Liu Dali, a prisoner at the Jixi labour camp in the Heilongjiang province in China, has detailed his strange ordeal as he was forced to produce virtual gold as part of his incarceration. Liu would perform backbreaking mining tasks, carve toothpicks and chopsticks from wood planks, memorise communist literature and assemble car seat covers – and also hop into games like World of Warcraft to perform mundane and repetitive tasks to acquire gold.
Liu told the Guardian about the odd forced labour:
There were 300 prisoners forced to play games. We worked 12-hour shifts in the camp. I heard [the guards] say they could earn 5,000-6,000rmb [US$770-925] a day. We didn't see any of the money. The computers were never turned off. Prison bosses made more money forcing inmates to play games than they do forcing people to do manual labour.
The task he performed, known as “gold-farming”, is benefited from by millions of gamers who are willing to pay real money for virtual credits inside a game. If Liu did not meet his work quota, he was punished physically; “they would make me stand with my hands raised in the air and after I returned to my dormitory they would beat me with plastic pipes.” Liu said he played for so long he could “barely see things.”

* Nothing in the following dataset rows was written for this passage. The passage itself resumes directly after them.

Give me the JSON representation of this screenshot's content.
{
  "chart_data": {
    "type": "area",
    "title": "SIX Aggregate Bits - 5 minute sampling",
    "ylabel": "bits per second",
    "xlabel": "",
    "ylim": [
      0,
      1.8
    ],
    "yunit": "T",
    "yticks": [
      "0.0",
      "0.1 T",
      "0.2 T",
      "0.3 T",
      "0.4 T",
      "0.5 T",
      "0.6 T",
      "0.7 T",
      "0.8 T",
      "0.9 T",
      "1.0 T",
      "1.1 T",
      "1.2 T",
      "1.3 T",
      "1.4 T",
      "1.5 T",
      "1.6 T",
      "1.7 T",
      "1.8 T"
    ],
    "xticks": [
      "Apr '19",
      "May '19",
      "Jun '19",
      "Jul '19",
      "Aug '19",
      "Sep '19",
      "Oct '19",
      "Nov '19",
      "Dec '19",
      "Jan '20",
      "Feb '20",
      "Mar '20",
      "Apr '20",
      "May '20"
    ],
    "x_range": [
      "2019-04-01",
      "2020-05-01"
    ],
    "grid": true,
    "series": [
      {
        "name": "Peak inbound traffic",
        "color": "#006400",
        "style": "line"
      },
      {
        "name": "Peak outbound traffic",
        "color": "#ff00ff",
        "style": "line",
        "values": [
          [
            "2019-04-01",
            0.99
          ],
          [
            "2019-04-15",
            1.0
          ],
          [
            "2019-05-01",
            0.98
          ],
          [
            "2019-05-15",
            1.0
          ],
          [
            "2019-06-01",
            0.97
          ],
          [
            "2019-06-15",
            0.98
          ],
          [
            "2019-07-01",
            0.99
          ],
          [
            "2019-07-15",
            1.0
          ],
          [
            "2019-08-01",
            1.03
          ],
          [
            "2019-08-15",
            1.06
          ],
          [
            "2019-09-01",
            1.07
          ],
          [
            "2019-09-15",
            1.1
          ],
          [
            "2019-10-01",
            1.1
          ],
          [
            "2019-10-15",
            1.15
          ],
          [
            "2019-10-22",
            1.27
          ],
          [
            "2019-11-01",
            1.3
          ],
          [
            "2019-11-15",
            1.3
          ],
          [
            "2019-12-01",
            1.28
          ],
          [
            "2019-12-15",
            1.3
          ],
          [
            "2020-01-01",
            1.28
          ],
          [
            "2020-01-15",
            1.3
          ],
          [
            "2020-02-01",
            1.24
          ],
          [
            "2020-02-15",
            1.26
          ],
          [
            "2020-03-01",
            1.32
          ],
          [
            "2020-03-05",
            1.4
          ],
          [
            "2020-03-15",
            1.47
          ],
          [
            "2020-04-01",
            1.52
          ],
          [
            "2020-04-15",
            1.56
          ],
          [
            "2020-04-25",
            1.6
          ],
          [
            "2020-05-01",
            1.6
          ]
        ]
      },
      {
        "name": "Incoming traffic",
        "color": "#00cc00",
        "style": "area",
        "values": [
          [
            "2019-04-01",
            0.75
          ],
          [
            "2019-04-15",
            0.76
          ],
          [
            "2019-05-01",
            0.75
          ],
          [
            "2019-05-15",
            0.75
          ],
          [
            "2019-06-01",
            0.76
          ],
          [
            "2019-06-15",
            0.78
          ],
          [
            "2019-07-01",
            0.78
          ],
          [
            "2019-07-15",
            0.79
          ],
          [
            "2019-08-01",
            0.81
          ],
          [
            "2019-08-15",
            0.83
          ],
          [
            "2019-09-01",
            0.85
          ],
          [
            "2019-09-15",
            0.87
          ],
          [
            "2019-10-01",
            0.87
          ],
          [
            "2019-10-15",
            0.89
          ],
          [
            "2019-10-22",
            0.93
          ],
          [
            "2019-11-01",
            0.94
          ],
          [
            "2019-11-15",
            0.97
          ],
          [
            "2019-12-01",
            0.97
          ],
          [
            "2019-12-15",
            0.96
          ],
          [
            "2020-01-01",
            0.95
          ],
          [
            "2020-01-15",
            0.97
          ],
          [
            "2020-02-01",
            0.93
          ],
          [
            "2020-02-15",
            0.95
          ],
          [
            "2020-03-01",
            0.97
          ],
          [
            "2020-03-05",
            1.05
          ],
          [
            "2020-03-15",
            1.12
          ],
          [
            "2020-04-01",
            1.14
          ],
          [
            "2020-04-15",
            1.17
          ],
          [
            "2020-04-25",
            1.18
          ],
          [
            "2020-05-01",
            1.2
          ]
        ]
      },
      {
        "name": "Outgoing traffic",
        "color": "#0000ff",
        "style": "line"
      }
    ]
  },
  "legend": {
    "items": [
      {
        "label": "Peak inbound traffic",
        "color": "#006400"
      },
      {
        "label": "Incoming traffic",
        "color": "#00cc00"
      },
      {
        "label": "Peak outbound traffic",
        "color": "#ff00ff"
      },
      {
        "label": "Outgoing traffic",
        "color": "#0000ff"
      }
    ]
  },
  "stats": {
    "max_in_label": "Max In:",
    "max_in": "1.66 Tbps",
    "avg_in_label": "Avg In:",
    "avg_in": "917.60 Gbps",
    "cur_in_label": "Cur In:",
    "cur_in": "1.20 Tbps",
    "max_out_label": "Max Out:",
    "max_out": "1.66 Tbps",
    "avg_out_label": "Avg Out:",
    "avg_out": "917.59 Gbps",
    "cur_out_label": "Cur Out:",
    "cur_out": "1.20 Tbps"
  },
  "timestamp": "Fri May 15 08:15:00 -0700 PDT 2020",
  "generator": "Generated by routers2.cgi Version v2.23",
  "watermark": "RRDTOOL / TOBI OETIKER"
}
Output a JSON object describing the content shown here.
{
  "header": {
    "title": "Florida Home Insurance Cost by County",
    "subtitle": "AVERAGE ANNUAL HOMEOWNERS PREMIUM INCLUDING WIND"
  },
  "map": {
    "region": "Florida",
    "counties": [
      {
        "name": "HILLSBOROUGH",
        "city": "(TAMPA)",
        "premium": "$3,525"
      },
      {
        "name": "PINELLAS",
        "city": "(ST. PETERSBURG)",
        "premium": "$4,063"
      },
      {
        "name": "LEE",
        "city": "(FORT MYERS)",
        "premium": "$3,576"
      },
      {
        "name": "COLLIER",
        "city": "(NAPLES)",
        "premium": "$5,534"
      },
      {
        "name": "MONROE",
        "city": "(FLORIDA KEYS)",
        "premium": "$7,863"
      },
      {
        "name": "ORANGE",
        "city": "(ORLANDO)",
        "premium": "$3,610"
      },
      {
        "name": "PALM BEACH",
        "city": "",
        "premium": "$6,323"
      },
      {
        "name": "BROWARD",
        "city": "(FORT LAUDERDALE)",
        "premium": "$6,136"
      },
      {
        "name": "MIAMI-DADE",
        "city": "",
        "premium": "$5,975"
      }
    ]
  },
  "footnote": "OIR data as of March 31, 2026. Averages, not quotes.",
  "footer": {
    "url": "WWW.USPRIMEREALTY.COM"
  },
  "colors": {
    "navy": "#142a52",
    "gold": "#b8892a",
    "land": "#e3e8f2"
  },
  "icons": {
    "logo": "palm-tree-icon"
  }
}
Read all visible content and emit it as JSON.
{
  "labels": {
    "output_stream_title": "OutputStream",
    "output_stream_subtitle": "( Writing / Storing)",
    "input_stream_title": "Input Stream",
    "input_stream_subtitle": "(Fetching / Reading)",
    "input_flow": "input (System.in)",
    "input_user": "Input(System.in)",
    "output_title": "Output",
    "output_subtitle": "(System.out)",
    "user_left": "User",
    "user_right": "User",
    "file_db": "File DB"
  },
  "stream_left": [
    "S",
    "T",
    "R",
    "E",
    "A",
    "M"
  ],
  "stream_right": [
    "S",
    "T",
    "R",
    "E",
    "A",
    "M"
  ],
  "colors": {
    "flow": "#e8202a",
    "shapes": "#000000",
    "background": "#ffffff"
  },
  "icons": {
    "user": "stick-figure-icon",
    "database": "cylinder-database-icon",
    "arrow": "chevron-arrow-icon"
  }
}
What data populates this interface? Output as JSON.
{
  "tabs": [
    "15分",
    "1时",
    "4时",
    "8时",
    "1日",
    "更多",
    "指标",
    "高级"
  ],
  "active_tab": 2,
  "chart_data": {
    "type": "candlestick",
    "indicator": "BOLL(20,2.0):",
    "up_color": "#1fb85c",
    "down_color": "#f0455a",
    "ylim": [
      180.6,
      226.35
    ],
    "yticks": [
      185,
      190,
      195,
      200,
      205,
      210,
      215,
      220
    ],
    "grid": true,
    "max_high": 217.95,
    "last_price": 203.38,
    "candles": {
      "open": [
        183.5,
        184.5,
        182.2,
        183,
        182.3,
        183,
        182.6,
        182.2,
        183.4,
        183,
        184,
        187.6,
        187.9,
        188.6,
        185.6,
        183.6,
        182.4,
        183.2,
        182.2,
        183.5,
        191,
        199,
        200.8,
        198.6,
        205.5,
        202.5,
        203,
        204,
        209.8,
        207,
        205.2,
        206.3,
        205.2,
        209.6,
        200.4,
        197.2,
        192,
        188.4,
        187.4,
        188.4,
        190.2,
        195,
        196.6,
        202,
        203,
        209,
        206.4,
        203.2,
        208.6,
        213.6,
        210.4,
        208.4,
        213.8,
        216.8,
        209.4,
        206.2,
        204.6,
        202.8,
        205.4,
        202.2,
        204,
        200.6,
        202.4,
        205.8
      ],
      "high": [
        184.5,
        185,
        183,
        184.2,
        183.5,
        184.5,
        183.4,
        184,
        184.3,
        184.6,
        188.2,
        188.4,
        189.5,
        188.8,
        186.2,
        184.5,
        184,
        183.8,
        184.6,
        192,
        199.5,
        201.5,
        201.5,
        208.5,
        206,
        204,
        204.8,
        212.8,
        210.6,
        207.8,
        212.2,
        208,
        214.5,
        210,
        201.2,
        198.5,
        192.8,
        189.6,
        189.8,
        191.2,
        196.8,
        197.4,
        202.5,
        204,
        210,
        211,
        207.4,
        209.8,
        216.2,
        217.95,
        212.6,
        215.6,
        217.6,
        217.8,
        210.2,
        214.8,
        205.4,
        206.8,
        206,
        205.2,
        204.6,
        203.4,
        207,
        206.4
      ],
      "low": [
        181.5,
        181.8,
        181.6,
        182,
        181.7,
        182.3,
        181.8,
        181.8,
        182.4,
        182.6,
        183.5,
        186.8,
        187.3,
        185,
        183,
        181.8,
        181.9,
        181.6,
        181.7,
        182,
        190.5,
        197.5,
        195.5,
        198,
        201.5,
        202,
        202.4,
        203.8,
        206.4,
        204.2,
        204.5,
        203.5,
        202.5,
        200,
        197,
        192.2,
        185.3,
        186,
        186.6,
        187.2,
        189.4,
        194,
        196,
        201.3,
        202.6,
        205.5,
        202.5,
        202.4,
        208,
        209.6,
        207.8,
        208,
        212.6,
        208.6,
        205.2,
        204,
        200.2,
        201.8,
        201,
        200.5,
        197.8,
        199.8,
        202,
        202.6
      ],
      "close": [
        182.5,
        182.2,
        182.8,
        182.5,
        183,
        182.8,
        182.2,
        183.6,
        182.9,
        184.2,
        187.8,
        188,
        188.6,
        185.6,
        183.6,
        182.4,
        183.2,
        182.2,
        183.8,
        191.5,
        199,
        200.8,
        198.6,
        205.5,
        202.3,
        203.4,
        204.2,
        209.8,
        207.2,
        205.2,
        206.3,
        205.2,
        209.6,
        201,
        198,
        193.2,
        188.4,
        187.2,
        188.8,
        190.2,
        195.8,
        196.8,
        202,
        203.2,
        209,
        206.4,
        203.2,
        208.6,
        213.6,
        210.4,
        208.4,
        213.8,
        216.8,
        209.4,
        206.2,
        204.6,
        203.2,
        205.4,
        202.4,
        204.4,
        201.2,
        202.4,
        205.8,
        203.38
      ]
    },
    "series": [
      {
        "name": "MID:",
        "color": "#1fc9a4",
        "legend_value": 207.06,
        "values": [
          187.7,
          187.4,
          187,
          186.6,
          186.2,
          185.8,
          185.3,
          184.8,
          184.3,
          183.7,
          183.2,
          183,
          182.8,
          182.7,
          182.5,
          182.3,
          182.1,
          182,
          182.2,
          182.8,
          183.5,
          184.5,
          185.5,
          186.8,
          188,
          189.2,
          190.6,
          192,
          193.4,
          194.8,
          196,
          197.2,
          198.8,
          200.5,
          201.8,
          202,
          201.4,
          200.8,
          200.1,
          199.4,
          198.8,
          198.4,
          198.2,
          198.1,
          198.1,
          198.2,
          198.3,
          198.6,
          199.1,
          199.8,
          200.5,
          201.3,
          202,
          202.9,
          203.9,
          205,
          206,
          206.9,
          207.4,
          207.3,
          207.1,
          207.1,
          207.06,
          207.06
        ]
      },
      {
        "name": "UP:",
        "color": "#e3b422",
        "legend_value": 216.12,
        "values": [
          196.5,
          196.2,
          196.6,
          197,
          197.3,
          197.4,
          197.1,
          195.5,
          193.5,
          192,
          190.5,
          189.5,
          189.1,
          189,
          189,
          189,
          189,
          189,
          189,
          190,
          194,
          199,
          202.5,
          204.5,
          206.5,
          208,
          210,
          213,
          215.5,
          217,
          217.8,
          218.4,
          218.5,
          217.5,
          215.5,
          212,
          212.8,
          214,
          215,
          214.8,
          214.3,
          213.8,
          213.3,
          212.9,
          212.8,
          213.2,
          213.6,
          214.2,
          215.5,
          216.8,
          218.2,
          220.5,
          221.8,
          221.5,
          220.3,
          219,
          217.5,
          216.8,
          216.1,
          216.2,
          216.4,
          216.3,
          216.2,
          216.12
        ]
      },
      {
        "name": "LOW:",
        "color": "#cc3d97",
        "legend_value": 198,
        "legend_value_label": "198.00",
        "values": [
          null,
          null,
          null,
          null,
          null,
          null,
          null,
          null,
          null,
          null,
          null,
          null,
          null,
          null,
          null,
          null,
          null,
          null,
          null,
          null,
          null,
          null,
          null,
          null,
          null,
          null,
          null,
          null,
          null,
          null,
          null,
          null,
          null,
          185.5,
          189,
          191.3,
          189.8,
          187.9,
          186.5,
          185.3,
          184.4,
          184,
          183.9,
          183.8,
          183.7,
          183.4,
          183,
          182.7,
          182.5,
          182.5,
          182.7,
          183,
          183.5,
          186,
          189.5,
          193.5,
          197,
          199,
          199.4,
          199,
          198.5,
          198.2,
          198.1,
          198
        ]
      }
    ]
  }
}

While Liu was released in 2007, he still believes the business is lucrative for prison guards as they can make more money from gold-farming than other manual labour tasks. The Guardian notes that around 80% of all gold farmers come from China, with a total full-time population of around 100,000. In China, it is illegal for businesses to trade fictional currencies without a license, but it seems prisons are somewhat exempt and brutally exploit inmates to produce fictional gold.